Her mother instead took her to a neurologist, who proposed a course of speech therapy. She did not talk until she was three and a half years old. But, her parents never gave up on her. They were able to afford a caregiver and a private school with sympathetic staff, who were able to work with her and help her from retreating into a corner, as children with autism prefer.
Autism affects the areas of the brain that direct abstract thought, language, and social interaction, and she displayed the classic symptoms of the condition in her earliest years — she spoke little, did not like to be held or touched, and was prone to dissolve into raging temper tantrums when provoked.

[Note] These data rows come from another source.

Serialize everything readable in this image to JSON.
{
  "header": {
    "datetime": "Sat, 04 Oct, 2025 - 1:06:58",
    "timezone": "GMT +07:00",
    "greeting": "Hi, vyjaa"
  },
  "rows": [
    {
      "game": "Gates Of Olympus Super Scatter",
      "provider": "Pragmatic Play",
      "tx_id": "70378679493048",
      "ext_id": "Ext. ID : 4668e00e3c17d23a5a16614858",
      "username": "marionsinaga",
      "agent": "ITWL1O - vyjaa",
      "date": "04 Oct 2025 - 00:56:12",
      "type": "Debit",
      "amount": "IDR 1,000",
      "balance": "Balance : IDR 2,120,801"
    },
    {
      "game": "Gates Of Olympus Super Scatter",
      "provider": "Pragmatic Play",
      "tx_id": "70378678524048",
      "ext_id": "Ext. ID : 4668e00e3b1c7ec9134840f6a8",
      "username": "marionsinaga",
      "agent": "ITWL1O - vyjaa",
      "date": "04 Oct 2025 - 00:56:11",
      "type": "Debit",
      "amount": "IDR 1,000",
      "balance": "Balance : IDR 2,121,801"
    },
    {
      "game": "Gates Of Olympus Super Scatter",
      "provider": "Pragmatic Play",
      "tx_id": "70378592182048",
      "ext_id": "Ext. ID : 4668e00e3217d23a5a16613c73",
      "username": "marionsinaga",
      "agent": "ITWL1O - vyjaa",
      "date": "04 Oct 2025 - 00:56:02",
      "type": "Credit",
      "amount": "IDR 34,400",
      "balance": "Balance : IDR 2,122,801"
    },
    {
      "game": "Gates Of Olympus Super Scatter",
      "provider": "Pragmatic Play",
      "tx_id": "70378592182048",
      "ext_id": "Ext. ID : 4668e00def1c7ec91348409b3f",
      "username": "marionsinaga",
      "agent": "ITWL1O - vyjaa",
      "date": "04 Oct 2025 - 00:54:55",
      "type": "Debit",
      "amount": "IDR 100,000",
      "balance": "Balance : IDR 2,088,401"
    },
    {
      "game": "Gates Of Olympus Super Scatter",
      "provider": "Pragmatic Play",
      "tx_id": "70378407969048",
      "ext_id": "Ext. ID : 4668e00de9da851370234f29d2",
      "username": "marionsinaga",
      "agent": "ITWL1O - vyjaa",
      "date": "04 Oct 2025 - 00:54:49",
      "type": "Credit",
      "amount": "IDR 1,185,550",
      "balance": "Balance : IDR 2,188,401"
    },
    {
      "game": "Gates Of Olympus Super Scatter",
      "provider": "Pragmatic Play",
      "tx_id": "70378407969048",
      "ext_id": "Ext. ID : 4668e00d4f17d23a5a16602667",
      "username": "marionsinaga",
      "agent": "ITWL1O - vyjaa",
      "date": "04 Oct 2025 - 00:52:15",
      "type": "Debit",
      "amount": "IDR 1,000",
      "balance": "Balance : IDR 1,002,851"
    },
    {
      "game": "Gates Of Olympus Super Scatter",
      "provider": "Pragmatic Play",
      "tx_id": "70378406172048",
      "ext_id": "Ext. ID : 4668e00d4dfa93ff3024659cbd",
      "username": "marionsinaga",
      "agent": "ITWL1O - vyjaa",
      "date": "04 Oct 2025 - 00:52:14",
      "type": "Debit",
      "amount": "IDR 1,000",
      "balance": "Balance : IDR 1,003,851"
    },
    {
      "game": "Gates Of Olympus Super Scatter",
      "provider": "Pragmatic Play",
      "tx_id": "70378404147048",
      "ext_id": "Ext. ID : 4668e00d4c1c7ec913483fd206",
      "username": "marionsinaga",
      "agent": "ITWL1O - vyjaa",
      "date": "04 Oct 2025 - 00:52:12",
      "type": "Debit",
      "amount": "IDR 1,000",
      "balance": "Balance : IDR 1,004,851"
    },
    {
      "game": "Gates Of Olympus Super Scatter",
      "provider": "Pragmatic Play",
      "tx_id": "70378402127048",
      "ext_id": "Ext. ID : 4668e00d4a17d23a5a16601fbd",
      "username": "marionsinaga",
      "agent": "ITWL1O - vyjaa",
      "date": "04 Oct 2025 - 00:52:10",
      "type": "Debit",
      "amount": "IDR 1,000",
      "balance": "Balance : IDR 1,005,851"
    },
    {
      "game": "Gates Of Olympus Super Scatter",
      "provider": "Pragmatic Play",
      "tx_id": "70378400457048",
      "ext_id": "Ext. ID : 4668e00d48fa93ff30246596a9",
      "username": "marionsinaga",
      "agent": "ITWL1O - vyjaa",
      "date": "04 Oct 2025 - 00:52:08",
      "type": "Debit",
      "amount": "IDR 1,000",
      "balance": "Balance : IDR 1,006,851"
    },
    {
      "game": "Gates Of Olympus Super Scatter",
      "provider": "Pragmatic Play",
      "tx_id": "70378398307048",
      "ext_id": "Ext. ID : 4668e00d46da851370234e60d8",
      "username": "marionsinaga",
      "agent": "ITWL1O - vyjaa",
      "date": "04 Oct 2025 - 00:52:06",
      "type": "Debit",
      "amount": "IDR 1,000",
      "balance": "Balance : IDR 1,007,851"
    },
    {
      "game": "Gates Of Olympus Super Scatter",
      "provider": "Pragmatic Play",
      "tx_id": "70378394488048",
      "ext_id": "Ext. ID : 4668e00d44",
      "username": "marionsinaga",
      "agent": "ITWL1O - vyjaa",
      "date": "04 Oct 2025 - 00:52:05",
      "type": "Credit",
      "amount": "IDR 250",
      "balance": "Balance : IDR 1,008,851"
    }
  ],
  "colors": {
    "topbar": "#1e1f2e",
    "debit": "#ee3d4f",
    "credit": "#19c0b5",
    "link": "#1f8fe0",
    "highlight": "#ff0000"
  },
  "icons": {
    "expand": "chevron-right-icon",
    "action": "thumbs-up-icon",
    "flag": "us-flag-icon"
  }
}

When she was able to attend school, she was teased and bullied. But, she never gave up, saying, “I am different, not less.”
She became interested in horses, electronics, and model rockets, and a science teacher would inspire her.
She would say, “I don’t want my thoughts to die with me, I want to have done something. I’m not interested in power, or piles of money. I want to leave something behind. I want to make a positive contribution – know that my life has meaning.”
In 2010, Temple Grandin would be listed in the Time 100 list of the 100 most influential people in the world in the “Heroes” category. An activist with autism, she created the “hug box,”a device to calm children with autism.
An American doctor of animal science, professor at Colorado State University, bestselling author, and consultant to the livestock industry on animal behavior, she received an award in the “Visionary” category, from the People for the Ethical Treatment of Animals. Today half the cattle in the United States are handled in facilities she has designed.
As an animal rights activist, she has talked widely about her first-hand experiences of the anxiety of feeling threatened by everything in her surroundings, and of being dismissed and feared, which motivates her work in humane treatment of livestock, saying, “Nature is cruel but we don’t have to be.” She co-authored “Animals Make Us Human: Creating the Best Life for Animals”, which was included in the best-seller list of the New York Times.
Temple Grandin continues to inspire many, sharing her message about “differently-abled brains”.
According to her web site, the number of children diagnosed with autism continues to rise nationally, with 1 in 59 U.S. children identified with an autism spectrum disorder (ASD).
She said, “I had people in my life who didn’t give up on me: my mother, my aunt, my science teacher. I had one-on-one speech therapy. I had a nanny who spent all day playing turn-taking games with me.ʺ
She added, “My Advice is: You always have to keep persevering.”